Measuring Sustainability

Outcomes must be measurable. Governments, environmental and community-based organisations around the world are using the concepts of cumulative impacts, carrying capacity and thresholds to try to determine how much and what forms of economic and leisure development can be sustained in a given area. Such groups are trying to understand at what point development moves from being beneficial to deleterious.

On the Ground: Yas Links, Abu Dhabi, United Arab Emirates.
Designed by Kyle Phillips Golf Course Design.

None of this is an exact science, nor is it rigorously and consistently applied around the world.  However, these measures can help all stakeholders gain a better understanding of when development will start to exceed the aesthetic, biological, energy, water and social capacity of our surroundings.

Cumulative impacts

Cumulative impacts result when the effects of one action are added to or interact with other effects. For example, several golf developments in close proximity may give rise to significant landscape or ecological or resource effects in combination, when none would by itself. Analysis of cumulative impacts is important in identifying the carrying capacity of a biodiverse area under threat by humans, known as a hotspot, to accommodate multiple golf developments. Such analysis can also help reveal appropriate thresholds for sustainable development.

Conversely, well-planned, designed and constructed golf facilities, in clusters, can help to preserve the landscape and ecosystem fabric of larger units of land, and bring them under conservation-based management for decades and centuries to follow. Golf can be associated positively with increasing the ecosystem and resource-carrying capacity of a region.

Carrying capacity

Broadly, carrying capacity refers to the amount of an activity or resource use that a system can support sustainably, that without showing economic, social and environmental deterioration and decline in the longer term. This fundamental concept underpins modern-day approaches to sustainable development. Strategic planning now seeks to define the capacity of areas to accommodate various levels of development of different types, and in accumulation.

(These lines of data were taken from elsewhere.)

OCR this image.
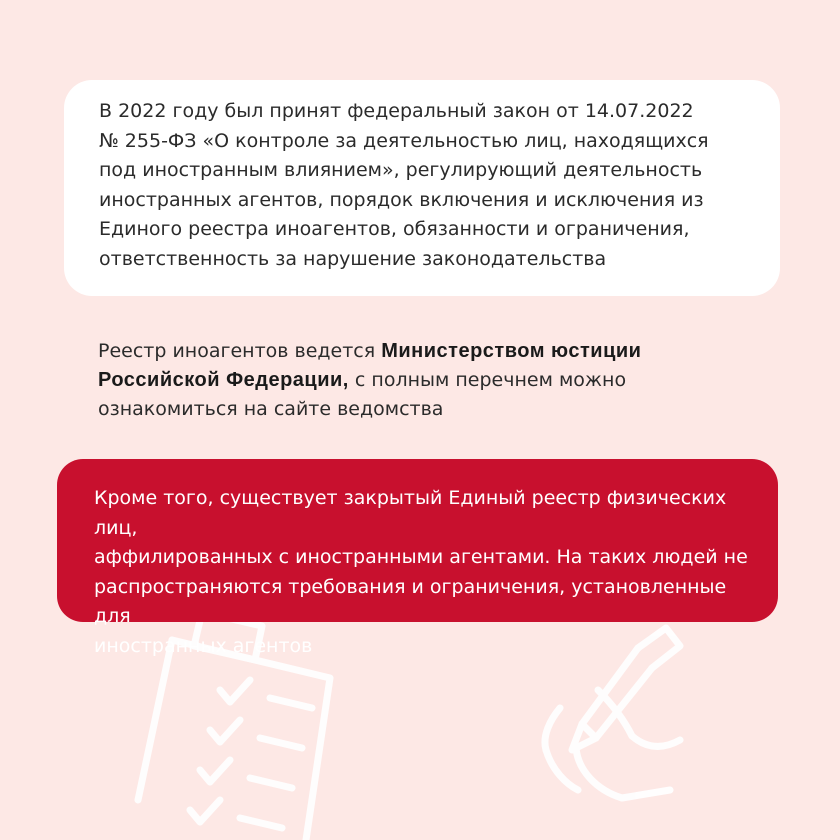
В 2022 году был принят федеральный закон от 14.07.2022
№ 255-ФЗ «О контроле за деятельностью лиц, находящихся
под иностранным влиянием», регулирующий деятельность
иностранных агентов, порядок включения и исключения из
Единого реестра иноагентов, обязанности и ограничения,
ответственность за нарушение законодательства
Реестр иноагентов ведется Министерством юстиции
Российской Федерации, с полным перечнем можно
ознакомиться на сайте ведомства
Кроме того, существует закрытый Единый реестр физических лиц,
аффилированных с иностранными агентами. На таких людей не
распространяются требования и ограничения, установленные для
иностранных агентов
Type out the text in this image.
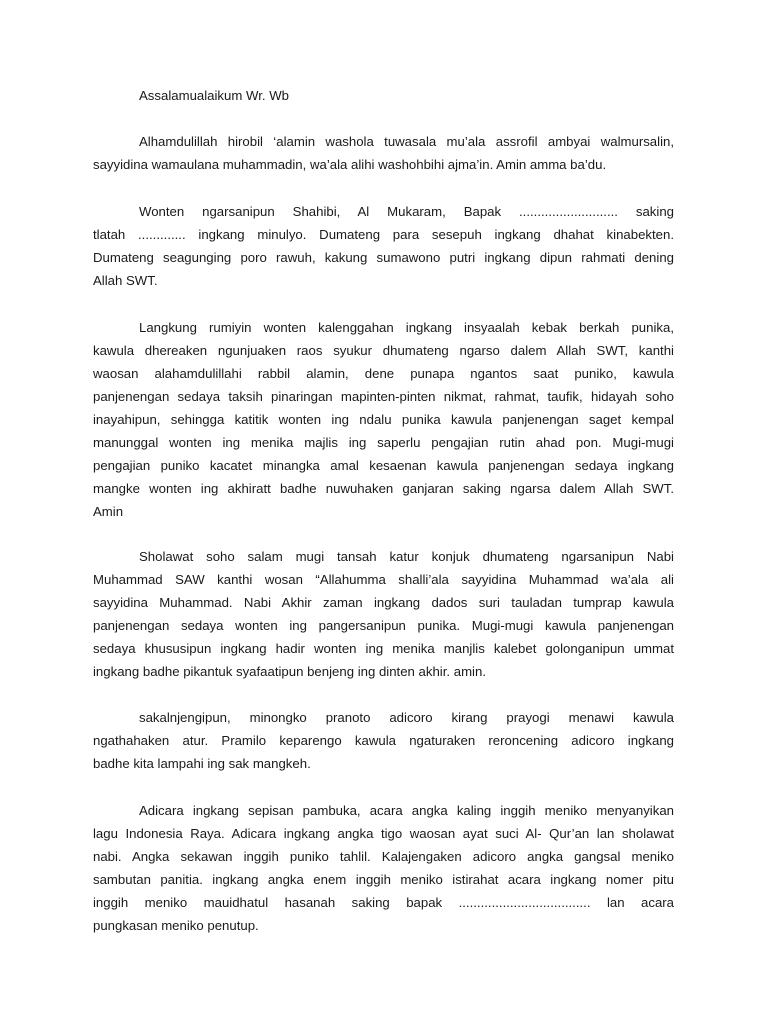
Assalamualaikum Wr. Wb
Alhamdulillah hirobil ‘alamin washola tuwasala mu’ala assrofil ambyai walmursalin,
sayyidina wamaulana muhammadin, wa’ala alihi washohbihi ajma’in. Amin amma ba’du.
Wonten ngarsanipun Shahibi, Al Mukaram, Bapak ........................... saking
tlatah ............. ingkang minulyo. Dumateng para sesepuh ingkang dhahat kinabekten.
Dumateng seagunging poro rawuh, kakung sumawono putri ingkang dipun rahmati dening
Allah SWT.
Langkung rumiyin wonten kalenggahan ingkang insyaalah kebak berkah punika,
kawula dhereaken ngunjuaken raos syukur dhumateng ngarso dalem Allah SWT, kanthi
waosan alahamdulillahi rabbil alamin, dene punapa ngantos saat puniko, kawula
panjenengan sedaya taksih pinaringan mapinten-pinten nikmat, rahmat, taufik, hidayah soho
inayahipun, sehingga katitik wonten ing ndalu punika kawula panjenengan saget kempal
manunggal wonten ing menika majlis ing saperlu pengajian rutin ahad pon. Mugi-mugi
pengajian puniko kacatet minangka amal kesaenan kawula panjenengan sedaya ingkang
mangke wonten ing akhiratt badhe nuwuhaken ganjaran saking ngarsa dalem Allah SWT.
Amin
Sholawat soho salam mugi tansah katur konjuk dhumateng ngarsanipun Nabi
Muhammad SAW kanthi wosan “Allahumma shalli’ala sayyidina Muhammad wa’ala ali
sayyidina Muhammad. Nabi Akhir zaman ingkang dados suri tauladan tumprap kawula
panjenengan sedaya wonten ing pangersanipun punika. Mugi-mugi kawula panjenengan
sedaya khususipun ingkang hadir wonten ing menika manjlis kalebet golonganipun ummat
ingkang badhe pikantuk syafaatipun benjeng ing dinten akhir. amin.
sakalnjengipun, minongko pranoto adicoro kirang prayogi menawi kawula
ngathahaken atur. Pramilo keparengo kawula ngaturaken reroncening adicoro ingkang
badhe kita lampahi ing sak mangkeh.
Adicara ingkang sepisan pambuka, acara angka kaling inggih meniko menyanyikan
lagu Indonesia Raya. Adicara ingkang angka tigo waosan ayat suci Al- Qur’an lan sholawat
nabi. Angka sekawan inggih puniko tahlil. Kalajengaken adicoro angka gangsal meniko
sambutan panitia. ingkang angka enem inggih meniko istirahat acara ingkang nomer pitu
inggih meniko mauidhatul hasanah saking bapak .................................... lan acara
pungkasan meniko penutup.
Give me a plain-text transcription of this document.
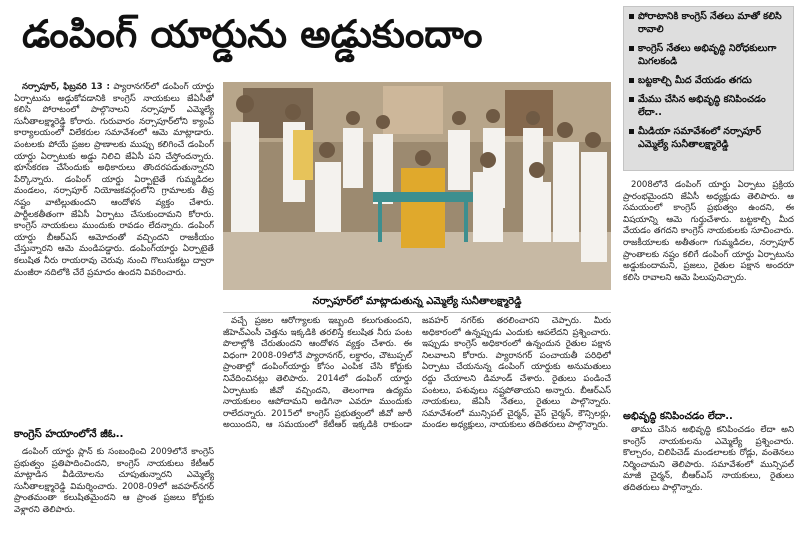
డంపింగ్ యార్డును అడ్డుకుందాం	పోరాటానికి కాంగ్రెస్ నేతలు మాతో కలిసి రావాలి
కాంగ్రెస్ నేతలు అభివృద్ధి నిరోధకులుగా మిగలకండి
బట్టకాల్చి మీద వేయడం తగదు
మేము చేసిన అభివృద్ధి కనిపించడం లేదా..
మీడియా సమావేశంలో నర్సాపూర్ ఎమ్మెల్యే సునీతాలక్ష్మారెడ్డి

నర్సాపూర్, ఫిబ్రవరి 13 : ప్యారానగర్‌లో డంపింగ్ యార్డు ఏర్పాటును అడ్డుకోవడానికి కాంగ్రెస్ నాయకులు జేఏసీతో కలిసి పోరాటంలో పాల్గొనాలని నర్సాపూర్ ఎమ్మెల్యే సునీతాలక్ష్మారెడ్డి కోరారు. గురువారం నర్సాపూర్‌లోని క్యాంప్ కార్యాలయంలో విలేకరుల సమావేశంలో ఆమె మాట్లాడారు. పంటలకు పోయే ప్రజల ప్రాణాలకు ముప్పు కలిగించే డంపింగ్ యార్డు ఏర్పాటుకు అడ్డు నిలిచి జేఏసీ పని చేస్తోందన్నారు. భూసేకరణ చేసేందుకు అధికారులు తొందరపడుతున్నారని పేర్కొన్నారు. డంపింగ్ యార్డు ఏర్పాటైతే గుమ్మడిదల మండలం, నర్సాపూర్ నియోజకవర్గంలోని గ్రామాలకు తీవ్ర నష్టం వాటిల్లుతుందని ఆందోళన వ్యక్తం చేశారు. పార్టీలకతీతంగా జేఏసీ ఏర్పాటు చేసుకుందామని కోరారు. కాంగ్రెస్ నాయకులు ముందుకు రావడం లేదన్నారు. డంపింగ్ యార్డు బీఆర్ఎస్ ఆమోదంతో వచ్చిందని రాజకీయం చేస్తున్నారని ఆమె మండిపడ్డారు. డంపింగ్‌యార్డు ఏర్పాటైతే కలుషిత నీరు రాయరావు చెరువు నుంచి గొలుసుకట్టు ద్వారా మంజీరా నదిలోకి చేరే ప్రమాదం ఉందని వివరించారు.

కాంగ్రెస్ హయాంలోనే జీఓ..

డంపింగ్ యార్డు ప్లాన్ కు సంబంధించి 2009లోనే కాంగ్రెస్ ప్రభుత్వం ప్రతిపాదించిందని, కాంగ్రెస్ నాయకులు కేటీఆర్ మాట్లాడిన వీడియోలను చూపుతున్నారని ఎమ్మెల్యే సునీతాలక్ష్మారెడ్డి విమర్శించారు. 2008-09లో జవహర్‌నగర్ ప్రాంతమంతా కలుషితమైందని ఆ ప్రాంత ప్రజలు కోర్టుకు వెళ్లారని తెలిపారు.

నర్సాపూర్‌లో మాట్లాడుతున్న ఎమ్మెల్యే సునీతాలక్ష్మారెడ్డి

వచ్చే ప్రజల ఆరోగ్యాలకు ఇబ్బంది కలుగుతుందని, జీహెచ్ఎంసీ చెత్తను ఇక్కడికి తరలిస్తే కలుషిత నీరు పంట పొలాల్లోకి చేరుతుందని ఆందోళన వ్యక్తం చేశారు. ఈ విధంగా 2008-09లోనే ప్యారానగర్, లక్డారం, చౌటుప్పల్ ప్రాంతాల్లో డంపింగ్‌యార్డు కోసం ఎంపిక చేసి కోర్టుకు నివేదించినట్లు తెలిపారు. 2014లో డంపింగ్ యార్డు ఏర్పాటుకు జీవో వచ్చిందని, తెలంగాణ ఉద్యమ నాయకులం ఆపోదామని అడిగినా ఎవరూ ముందుకు రాలేదన్నారు. 2015లో కాంగ్రెస్ ప్రభుత్వంలో జీవో జారీ అయిందని, ఆ సమయంలో కేటీఆర్ ఇక్కడికి రాకుండా జవహర్ నగర్‌కు తరలించారని చెప్పారు. మీరు అధికారంలో ఉన్నప్పుడు ఎందుకు ఆపలేదని ప్రశ్నించారు. ఇప్పుడు కాంగ్రెస్ అధికారంలో ఉన్నందున రైతుల పక్షాన నిలవాలని కోరారు. ప్యారానగర్ పంచాయతీ పరిధిలో ఏర్పాటు చేయనున్న డంపింగ్ యార్డుకు అనుమతులు రద్దు చేయాలని డిమాండ్ చేశారు. రైతులు పండించే పంటలు, పశువులు నష్టపోతాయని అన్నారు. బీఆర్ఎస్ నాయకులు, జేఏసీ నేతలు, రైతులు పాల్గొన్నారు. సమావేశంలో మున్సిపల్ చైర్మన్, వైస్ చైర్మన్, కౌన్సిలర్లు, మండల అధ్యక్షులు, నాయకులు తదితరులు పాల్గొన్నారు.

2008లోనే డంపింగ్ యార్డు ఏర్పాటు ప్రక్రియ ప్రారంభమైందని జేఏసీ అధ్యక్షుడు తెలిపారు. ఆ సమయంలో కాంగ్రెస్ ప్రభుత్వం ఉందని, ఈ విషయాన్ని ఆమె గుర్తుచేశారు. బట్టకాల్చి మీద వేయడం తగదని కాంగ్రెస్ నాయకులకు సూచించారు. రాజకీయాలకు అతీతంగా గుమ్మడిదల, నర్సాపూర్ ప్రాంతాలకు నష్టం కలిగే డంపింగ్ యార్డు ఏర్పాటును అడ్డుకుందామని, ప్రజలు, రైతుల పక్షాన అందరూ కలిసి రావాలని ఆమె పిలుపునిచ్చారు.

అభివృద్ధి కనిపించడం లేదా..

తాము చేసిన అభివృద్ధి కనిపించడం లేదా అని కాంగ్రెస్ నాయకులను ఎమ్మెల్యే ప్రశ్నించారు. కొల్చారం, చిలిపిచెడ్ మండలాలకు రోడ్లు, వంతెనలు నిర్మించామని తెలిపారు. సమావేశంలో మున్సిపల్ మాజీ చైర్మన్, బీఆర్ఎస్ నాయకులు, రైతులు తదితరులు పాల్గొన్నారు.
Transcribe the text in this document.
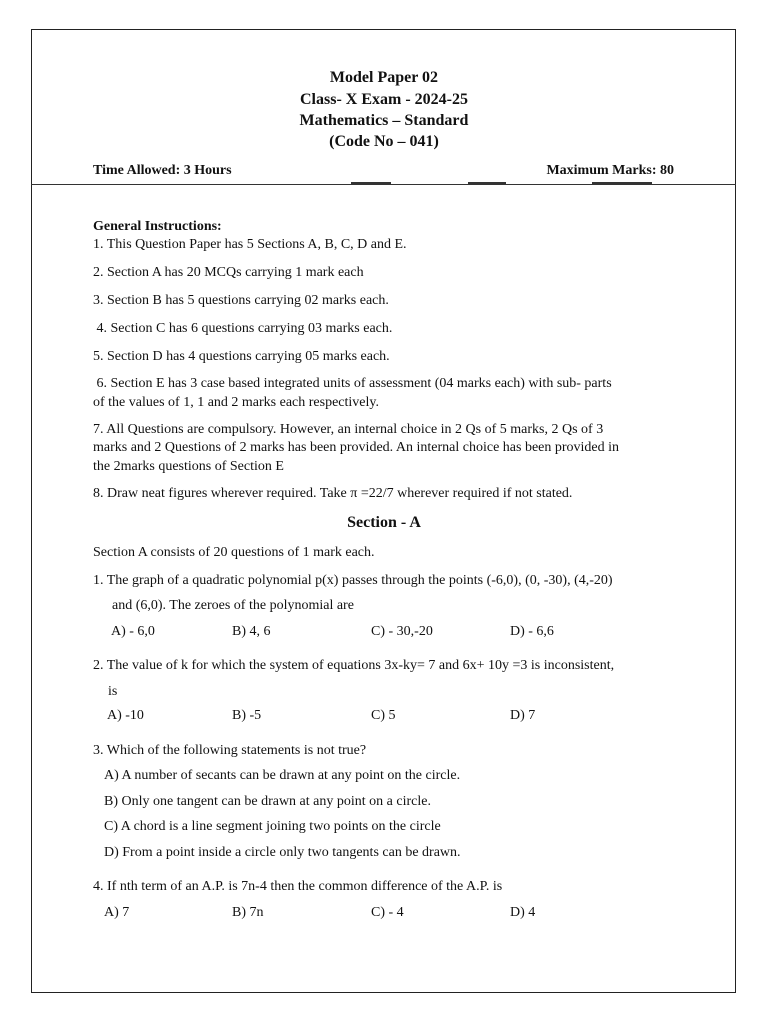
Model Paper 02
Class- X Exam - 2024-25
Mathematics – Standard
(Code No – 041)
Time Allowed: 3 Hours	Maximum Marks: 80
General Instructions:
1. This Question Paper has 5 Sections A, B, C, D and E.
2. Section A has 20 MCQs carrying 1 mark each
3. Section B has 5 questions carrying 02 marks each.
4. Section C has 6 questions carrying 03 marks each.
5. Section D has 4 questions carrying 05 marks each.
6. Section E has 3 case based integrated units of assessment (04 marks each) with sub- parts
of the values of 1, 1 and 2 marks each respectively.
7. All Questions are compulsory. However, an internal choice in 2 Qs of 5 marks, 2 Qs of 3
marks and 2 Questions of 2 marks has been provided. An internal choice has been provided in
the 2marks questions of Section E
8. Draw neat figures wherever required. Take π =22/7 wherever required if not stated.
Section - A
Section A consists of 20 questions of 1 mark each.
1. The graph of a quadratic polynomial p(x) passes through the points (-6,0), (0, -30), (4,-20)
and (6,0). The zeroes of the polynomial are
A) - 6,0	B) 4, 6	C) - 30,-20	D) - 6,6
2. The value of k for which the system of equations 3x-ky= 7 and 6x+ 10y =3 is inconsistent,
is
A) -10	B) -5	C) 5	D) 7
3. Which of the following statements is not true?
A) A number of secants can be drawn at any point on the circle.
B) Only one tangent can be drawn at any point on a circle.
C) A chord is a line segment joining two points on the circle
D) From a point inside a circle only two tangents can be drawn.
4. If nth term of an A.P. is 7n-4 then the common difference of the A.P. is
A) 7	B) 7n	C) - 4	D) 4
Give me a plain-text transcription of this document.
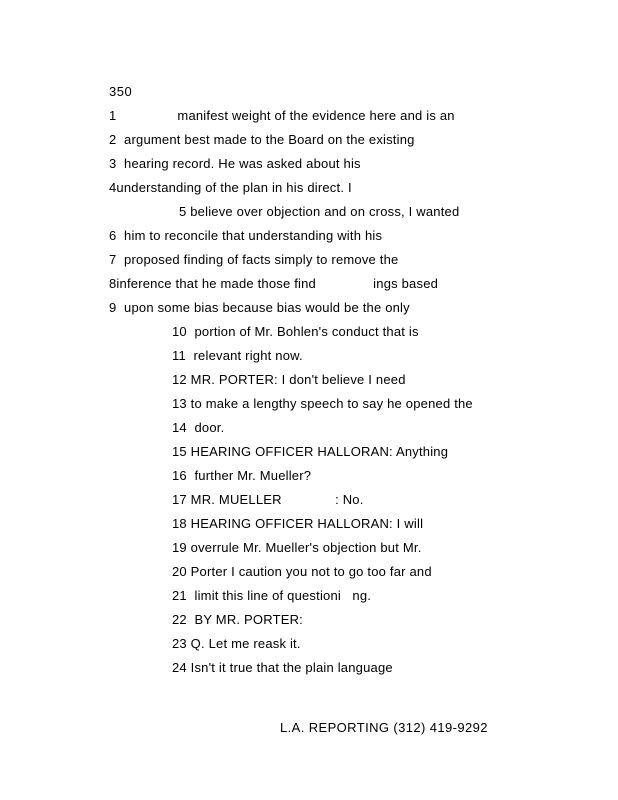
350
1                manifest weight of the evidence here and is an
2  argument best made to the Board on the existing
3  hearing record. He was asked about his
4understanding of the plan in his direct. I
5 believe over objection and on cross, I wanted
6  him to reconcile that understanding with his
7  proposed finding of facts simply to remove the
8inference that he made those find               ings based
9  upon some bias because bias would be the only
10  portion of Mr. Bohlen's conduct that is
11  relevant right now.
12 MR. PORTER: I don't believe I need
13 to make a lengthy speech to say he opened the
14  door.
15 HEARING OFFICER HALLORAN: Anything
16  further Mr. Mueller?
17 MR. MUELLER              : No.
18 HEARING OFFICER HALLORAN: I will
19 overrule Mr. Mueller's objection but Mr.
20 Porter I caution you not to go too far and
21  limit this line of questioni   ng.
22  BY MR. PORTER:
23 Q. Let me reask it.
24 Isn't it true that the plain language
L.A. REPORTING (312) 419-9292
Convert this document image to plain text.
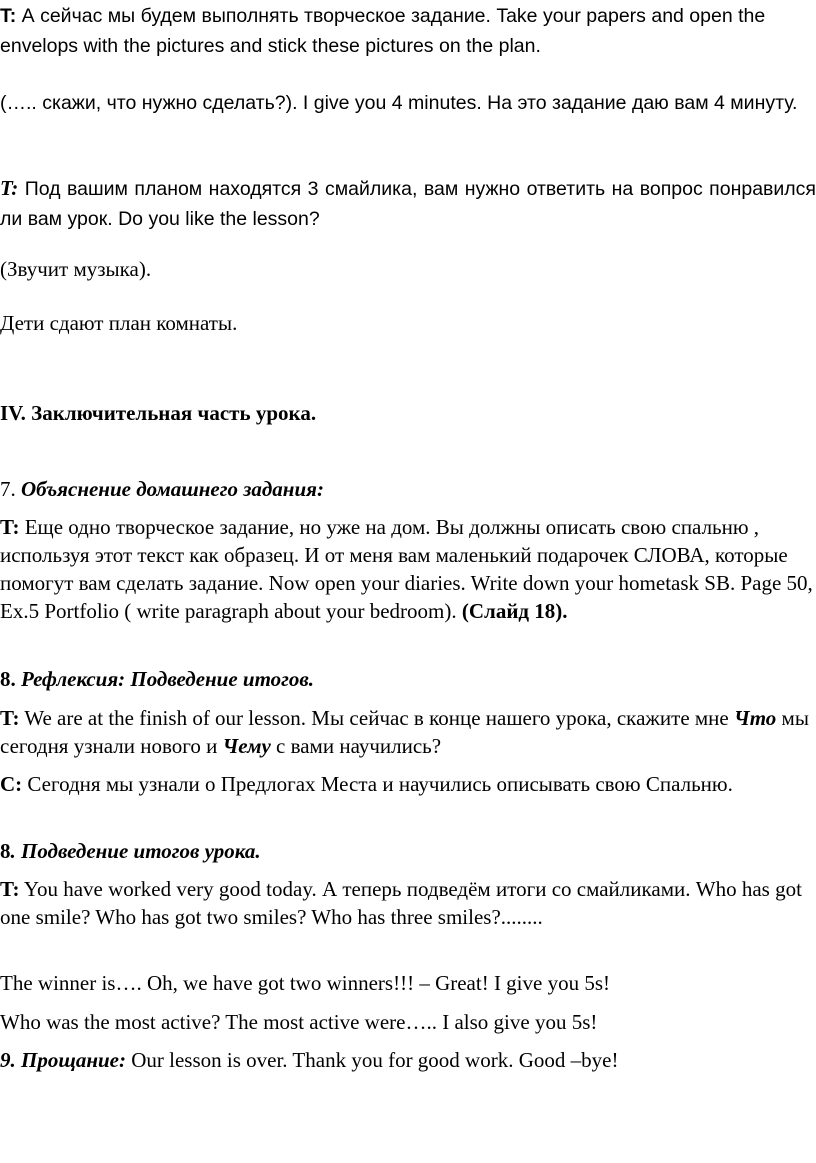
T: А сейчас мы будем выполнять творческое задание. Take your papers and open the envelops with the pictures and stick these pictures on the plan.

(….. скажи, что нужно сделать?). I give you 4 minutes. На это задание даю вам 4 минуту.

T: Под вашим планом находятся 3 смайлика, вам нужно ответить на вопрос понравился ли вам урок. Do you like the lesson?

(Звучит музыка).

Дети сдают план комнаты.

IV. Заключительная часть урока.

7. Объяснение домашнего задания:

T: Еще одно творческое задание, но уже на дом. Вы должны описать свою спальню , используя этот текст как образец. И от меня вам маленький подарочек СЛОВА, которые помогут вам сделать задание. Now open your diaries. Write down your hometask SB. Page 50, Ex.5 Portfolio ( write paragraph about your bedroom). (Слайд 18).

8. Рефлексия: Подведение итогов.

T: We are at the finish of our lesson. Мы сейчас в конце нашего урока, скажите мне Что мы сегодня узнали нового и Чему с вами научились?

C: Сегодня мы узнали о Предлогах Места и научились описывать свою Спальню.

8. Подведение итогов урока.

T: You have worked very good today. А теперь подведём итоги со смайликами. Who has got one smile? Who has got two smiles? Who has three smiles?........

The winner is…. Oh, we have got two winners!!! – Great! I give you 5s!

Who was the most active? The most active were….. I also give you 5s!

9. Прощание: Our lesson is over. Thank you for good work. Good –bye!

Carrying capacity studies can be beneficial to developers in anticipating and addressing competition for limited resources and customers. Such studies can also help in phasing development. Energy and water capacities might increase through the use of new technologies, increasing the amount of permitted development.

Thresholds

By better understanding the carrying capacity for golf development for a defined area or region, taking into account its other land and resource use needs, it is possible to begin to identify thresholds for sustainable development. Although not usually precise, given the complexity and subjectivity involved, this concept is increasingly tied to strategic land-use planning decisions. For example, when governments release parcels of land for macro-scale tourism development, they often set a pre-determined ratio for the number of golf courses and density of residential units for that area. Doing so creates a planning framework that protects sensitive and vulnerable ecological and cultural zones. This approach also ensures that soft landscapes will be present amongst harder elements of development.

Threshold-guided plans for development are often of great interest to the local community, which may wish to see economic development and the creation of employment and wealth, but which also wants to protect other valued assets, such as access to greenspace, protection of historical sites and biodiversity hotspots.

A common language for discourse

In many places where concern about the sustainability of golf development exists, the concepts of cumulative impact, carrying capacity, and threshold level can be used to help understand whether the concerns are legitimate or unfounded. Often people simply want to know that thoughtful consideration of environmental issues has guided the types and overall levels of economic and tourism development.

Within reason, the application of the above concepts can help everyone generate an understanding of issues that need to be considered when seeking to evaluate sustainable levels of golf development.

Of course, taking this kind of strategic evaluation approach, it is often the case that justifiably, some sites met with some scales and forms of development model can be deemed ‘unsustainable’. While in many locations, the proper sustainability initiatives, applied correctly, can mitigate environmental damage, in some cases, potential sites are simply too sensitive environmentally or culturally to develop.

The fact that a piece of available land is large enough for a golf development does not mean that a golf development makes sense there. Any number of issues, from the ecology of the site to water issues to traffic congestion, could render the location unsuitable. In some places, too many golf courses may already exist and a new development may oversaturate the area to create a negative environmental or economic impact. However wonderful the sport, we can’t cover the earth’s surface with golf courses.